Par contre, ce ne fut pas le cas du traducteur japonais du roman controversé, poignardé à mort le 12 juillet 1991; ni des traducteurs italien et norvégien agressés quelques jours plus tôt. Sans parler du drame de 1993 en Turquie dans lequel 37 personnes furent tuées. Et ce, lorsque leur hôtel fut incendié par des manifestants contre le traducteur turc, lequel réussissait à échapper aux assassins.
Ceux-ci ont dû donc attendre un tiers de siècle avant d’atteindre finalement leur principale cible. C’est que le fanatisme islamiste a la peau dure et la rancune tenace contre ceux qu’il taxe d’ « ennemis de Dieu ». Ce fanatisme a aussi le pouvoir d’instiller son poison dans les endroits les moins probables et d’embrigader les jeunes n’importe où dans le monde.
L’agresseur n’est pas venu de Qom ou de quelque village chiite du Moyen-Orient; mais bien de l’Etat américain du New Jersey. Il n’a pas fréquenté les écoles coraniques sous la domination de cheikhs fanatiques et intolérants; mais dans les écoles américaines. Il n’a pas vécu dans quelque patelin miséreux transformé en enfer par la machine de guerre américaine; mais dans l’environnement prospère et douillet du Nord-Est des Etats-Unis.
Oui, ses parents avaient émigré du Liban, mais lui était né outre Atlantique. L’explication de l’embrigadement de Hadi Matar se trouve peut-être dans les réseaux sociaux qui ont aboli les frontières géographiques, idéologiques et religieuses dans ce monde en perpétuelle ébullition.
L’agresseur de Salman Rusdie n’a peut-être pas lu les « Versets sataniques », mais il a sûrement pris connaissance de la fatwa de Khomeiny et suivi les incessants appels au meurtre diffusés par les sites islamistes extrémistes.
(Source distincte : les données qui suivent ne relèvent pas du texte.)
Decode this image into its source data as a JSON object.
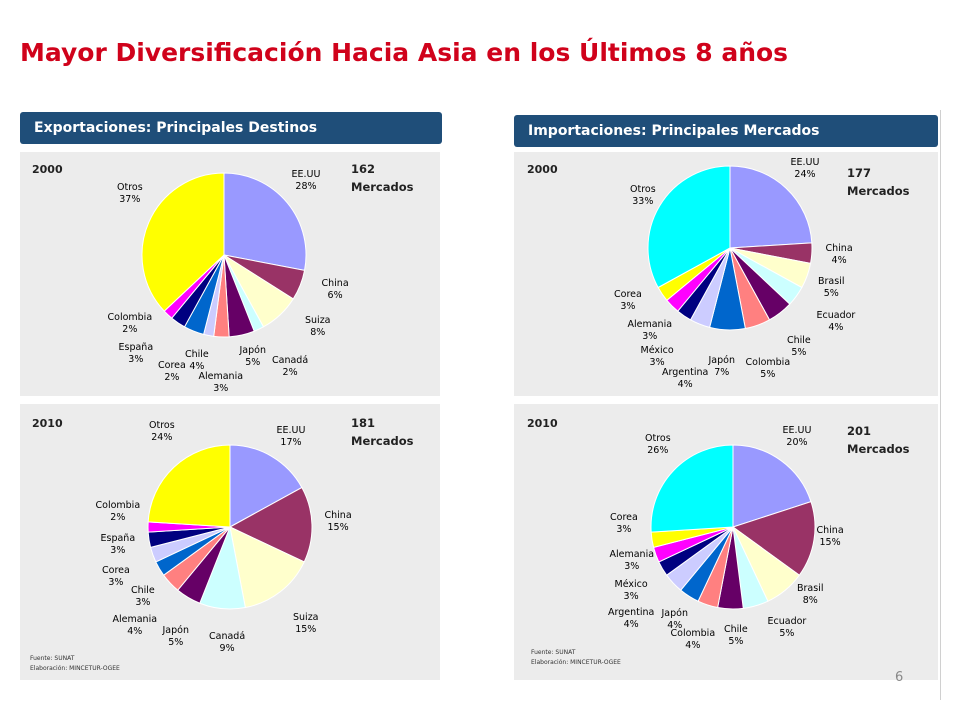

En 1998, il y a eu une tentative d’enterrer la fatwa de Khomeiny quand l’ancien président iranien Mohammed Khatami avait promis que son gouvernement ne l’appliquerait pas. Une tentative avortée par l’intervention du guide Ali Khamenei qui, prenant le contre-pied de Khatami, réaffirma la validité du décret religieux contre l’écrivain britannique.
En écho à cette intolérance au sommet de l’Etat, la presse radicale iranienne a exprimé une satisfaction indécente et rivalisé d’éloges incongrus à l’intention de l’agresseur. Ainsi, le quotidien ultraconservateur Kayhan a félicité l’assaillant en ces termes: « Bravo à cet homme courageux et conscient de son devoir qui a attaqué l’apostat et le vicieux Salman Rushdie. Baisons la main de celui qui a déchiré le cou de l’ennemi de Dieu avec un couteau » !…
Salman Rushdie a échappé pendant 33 ans à ceux qui cherchaient à l’abattre. Pendant ces longues années, il n’était pas seulement habité par la peur d’un terroriste embusqué, mais aussi par la tristesse née, selon lui, d’un sentiment d’injustice dont l’écrivain et son livre sont « victimes ».
Cette tristesse est perceptible dans ses affirmations, dont celle-ci: « De toutes les ironies, a-t-t-il écrit un jour, la plus triste, c’est d’avoir travaillé pendant cinq ans pour donner une voix à la culture de l’immigration et de voir mon livre brûlé, le plus souvent sans avoir été lu, par ces gens mêmes dont il parle ».
Malgré cela, Salman Rusdie n’arrêtera pas d’écrire. Car, dit-il, dans un entretien avec France-Culture: « L’écriture, c’est ma façon de comprendre le monde. » Mais une partie de ce monde ne l’a pas compris et il a fini par en payer chèrement le prix.